Recent years have witnessed a growing trend in the participation of renewable energy on the generation side and relatively high peak loads on the demand side, which makes it gradually challenging for traditional methods concentrating separately on the generation side to maintain system balance. Load resources, with potentialities to provide faster and more economical responses to balance signals, are able to make contributions to system balance through demand response(DR) programs in addition. With the reformation and development of the electricity market, load aggregators(LAs) pear as representatives of small-scale customers and generations to meet response limitations and participate in DR programs.

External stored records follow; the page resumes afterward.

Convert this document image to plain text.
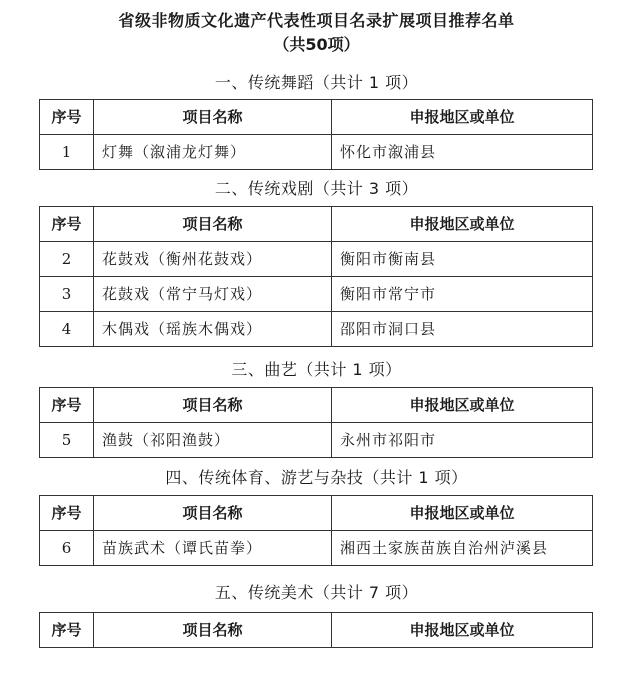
省级非物质文化遗产代表性项目名录扩展项目推荐名单
（共50项）
一、传统舞蹈（共计 1 项）
序号	项目名称	申报地区或单位
1	灯舞（溆浦龙灯舞）	怀化市溆浦县
二、传统戏剧（共计 3 项）
序号	项目名称	申报地区或单位
2	花鼓戏（衡州花鼓戏）	衡阳市衡南县
3	花鼓戏（常宁马灯戏）	衡阳市常宁市
4	木偶戏（瑶族木偶戏）	邵阳市洞口县
三、曲艺（共计 1 项）
序号	项目名称	申报地区或单位
5	渔鼓（祁阳渔鼓）	永州市祁阳市
四、传统体育、游艺与杂技（共计 1 项）
序号	项目名称	申报地区或单位
6	苗族武术（谭氏苗拳）	湘西土家族苗族自治州泸溪县
五、传统美术（共计 7 项）
序号	项目名称	申报地区或单位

The LA in this paper, which aggregates residential customers and a PV system with battery energy storage(BES) units, balances the power by optimal scheduling and bidding in Day-ahead(DA) and real-time(RT) markets based on real-time electricity price(RTP). And the objective of this paper is to maximize the profits of LA. A majority of papers use deterministic methods for the modeling of renewable generations and residential loads. However, influenced by multiple factors, the actual renewable outputs and residential responsive loads towards real-time electricity prices are unavoidably uncertain. These uncertainties bring risks to LA’s scheduling and bidding strategies, which results in the reduction of LA’s profits. A stochastic model based on the scenario generation method is adopted to reflect the uncertainties of customers’ responsive loads and the PV system’s outputs. The objective profit function turns out to be a risk function influenced by uncertain factors and the risk control method conditional risk at value(CVaR) is integrated to obtain optimal solutions for this maximization problem. Case studies have verified the effectiveness of the proposed strategy.